Oil and gas producers in the US are required by law to cap and cap off their wells once they have finished producing. But a new survey of wells along the Gulf of Mexico coast indicates that there are 14,000 wells that are not producing, unlikely to return to service, and have their caps closed.
The bad news is that the estimated cost to cover them all would be in the neighborhood of $30 billion. The good news is that in most cases one of the major oil companies will be responsible for these costs.
Put a cork in it
The fundamental risk of uncovered wells is that material will not necessarily stop coming out when the equipment to which the well was connected is turned off and removed. An obvious potential problem is the continued leakage of hydrocarbons. Light material such as methane and simple hydrocarbons are usually consumed by microbial life, which converts it into carbon dioxide which usually finds its way into the atmosphere. More complicated molecules will be insoluble and will remain as a contaminant.
But other contaminants can also come from wells, including salty brines. If they escape from the well, they can contaminate drinking and agricultural water supplies by seeping into sediments.
Usually this is handled by filling the upper portion of the borehole with cement plugs. Once that is done, the top sections of the pipes will be cut off and the site will be abandoned. In general, this process is required by law. Federal lands and waters are governed by rules that ensure that the lease on a site expires one year after production ceases; the operator then has another year to close the well. State laws vary in details, but generally follow the same principle: Once wells have passed a period of no production, their owners have a limited amount of time to cover them.
The risk of these systems arises from the possibility that a company can avoid the cost of hedging by transferring ownership of the wells to a company that then goes bankrupt. But that’s not really an option for federal leases where, if the owner of a well goes bankrupt, the liability is split between all previous owners.
In deep
So, how many wells are not yet capped? To find out, a team of researchers focused on oil and gas producers along the coast of the Gulf of Mexico (states of Alabama, Louisiana, Mississippi and Texas). Using a combination of private company sources and government data, they identified the production history of offshore wells, along with those in coastal areas such as marshes and shallow bodies of water.
They identified more than 82,000 individual wells, of which only 6,500 are actively producing. The majority (64,000) are already capped and retired. But there are still more than 14,000 wells that are not currently producing and have no permanent cap. (About 3,500 of those have a temporary cap.) While some of these wells may be revived due to changes in technology or fossil fuel prices, that’s quite rare. Based on data from wells in federal waters, the researchers find that less than 4 percent of wells that have been idle for five years ever return to production.

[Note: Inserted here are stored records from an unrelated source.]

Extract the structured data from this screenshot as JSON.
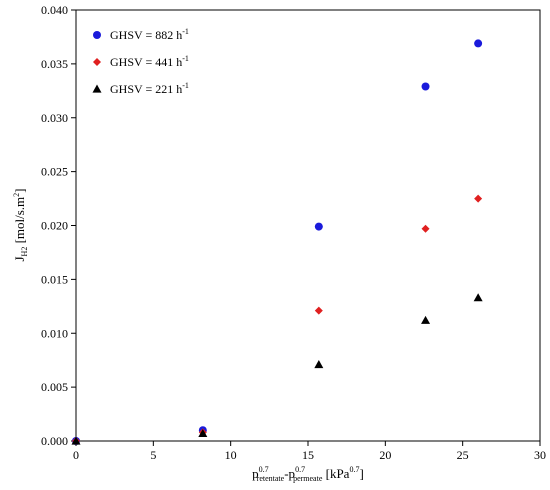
{
  "chart_data": {
    "type": "scatter",
    "xlim": [
      0,
      30
    ],
    "ylim": [
      0,
      0.04
    ],
    "xticks": [
      0,
      5,
      10,
      15,
      20,
      25,
      30
    ],
    "yticks": [
      0.0,
      0.005,
      0.01,
      0.015,
      0.02,
      0.025,
      0.03,
      0.035,
      0.04
    ],
    "ytick_labels": [
      "0.000",
      "0.005",
      "0.010",
      "0.015",
      "0.020",
      "0.025",
      "0.030",
      "0.035",
      "0.040"
    ],
    "grid": false,
    "legend_position": "top-left",
    "xlabel": {
      "p1": "p",
      "sup1": "0.7",
      "sub1": "retentate",
      "p2": "-p",
      "sup2": "0.7",
      "sub2": "permeate",
      "unit_open": " [kPa",
      "unit_sup": "0.7",
      "unit_close": "]"
    },
    "ylabel": {
      "main": "J",
      "sub": "H2",
      "unit": " [mol/s.m",
      "unit_sup": "2",
      "unit_close": "]"
    },
    "series": [
      {
        "name": "GHSV =  882 h",
        "name_sup": "-1",
        "marker": "circle",
        "color": "#1a1adb",
        "x": [
          0,
          8.2,
          15.7,
          22.6,
          26.0
        ],
        "y": [
          0.0,
          0.001,
          0.0199,
          0.0329,
          0.0369
        ]
      },
      {
        "name": "GHSV =  441 h",
        "name_sup": "-1",
        "marker": "diamond",
        "color": "#e02020",
        "x": [
          0,
          8.2,
          15.7,
          22.6,
          26.0
        ],
        "y": [
          0.0,
          0.0008,
          0.0121,
          0.0197,
          0.0225
        ]
      },
      {
        "name": "GHSV =  221 h",
        "name_sup": "-1",
        "marker": "triangle",
        "color": "#000000",
        "x": [
          0,
          8.2,
          15.7,
          22.6,
          26.0
        ],
        "y": [
          0.0,
          0.0007,
          0.0071,
          0.0112,
          0.0133
        ]
      }
    ]
  }
}
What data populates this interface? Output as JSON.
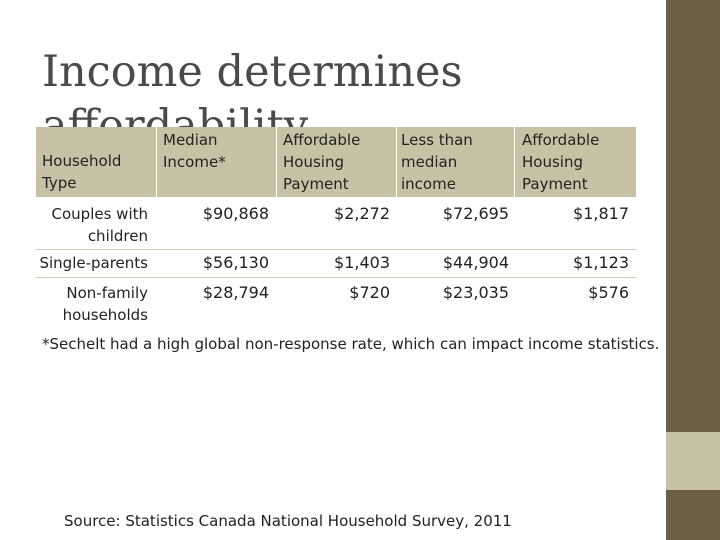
{
  "title": "Income determines affordability",
  "table": {
    "headers": [
      "Household Type",
      "Median Income*",
      "Affordable Housing Payment",
      "Less than median income",
      "Affordable Housing Payment"
    ],
    "rows": [
      {
        "type": "Couples with children",
        "median": "$90,868",
        "payment": "$2,272",
        "less": "$72,695",
        "payment2": "$1,817"
      },
      {
        "type": "Single-parents",
        "median": "$56,130",
        "payment": "$1,403",
        "less": "$44,904",
        "payment2": "$1,123"
      },
      {
        "type": "Non-family households",
        "median": "$28,794",
        "payment": "$720",
        "less": "$23,035",
        "payment2": "$576"
      }
    ]
  },
  "footnote": "*Sechelt had a high global non-response rate, which can impact income statistics.",
  "source": "Source: Statistics Canada National Household Survey, 2011",
  "colors": {
    "band": "#6c5f46",
    "band_accent": "#c7c1a6",
    "header_fill": "#c7c1a6"
  }
}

The complexity of closing a well increases significantly with the depth of the water in which it is located. The good news here is that most of the wells — 85 percent of them — are in shallow water. For these wells, the average cost is about $660,000 for every foot of water they are in, with a total aggregate liability of $7.6 billion dollars.
However, despite being outnumbered, the deepwater springs are where the costs pile up. Here, the average cost of decommissioning and capping is more than $1 million per foot of water, so the roughly 1,600 deep-water wells ready for closure would cost about $35 billion to decommission. Limiting things to wells that are currently idle results in a total cost of about $30 billion.
Of course, if these are orphaned wells where the responsibility lies with a long-gone company, it can be difficult to actually cover them. But given the federal rules on liability, it’s not too bad. The researchers say 87 percent of offshore wells were owned by one of the major oil companies (things like Exxon and Chevron); Exxon could have paid for hedging every idle well last year and still had a profit of more than $80 billion.
However, that raises a very obvious question: If capping the wells is required by law, and the companies can easily afford to cap them, why don’t they? One explanation is that while the supermajors could end up in trouble because of past ownership, they are not the current owners, and those current owners may not be as well positioned financially to pay for decommissioning. Another possibility is that forcing someone to follow these rules requires the federal government to enforce them, and its willingness to do so likely changes depending on which administration is running things.
Nature Energy, 2023. DOI: 10.1038/s41560-023-01248-1 (About DOIs).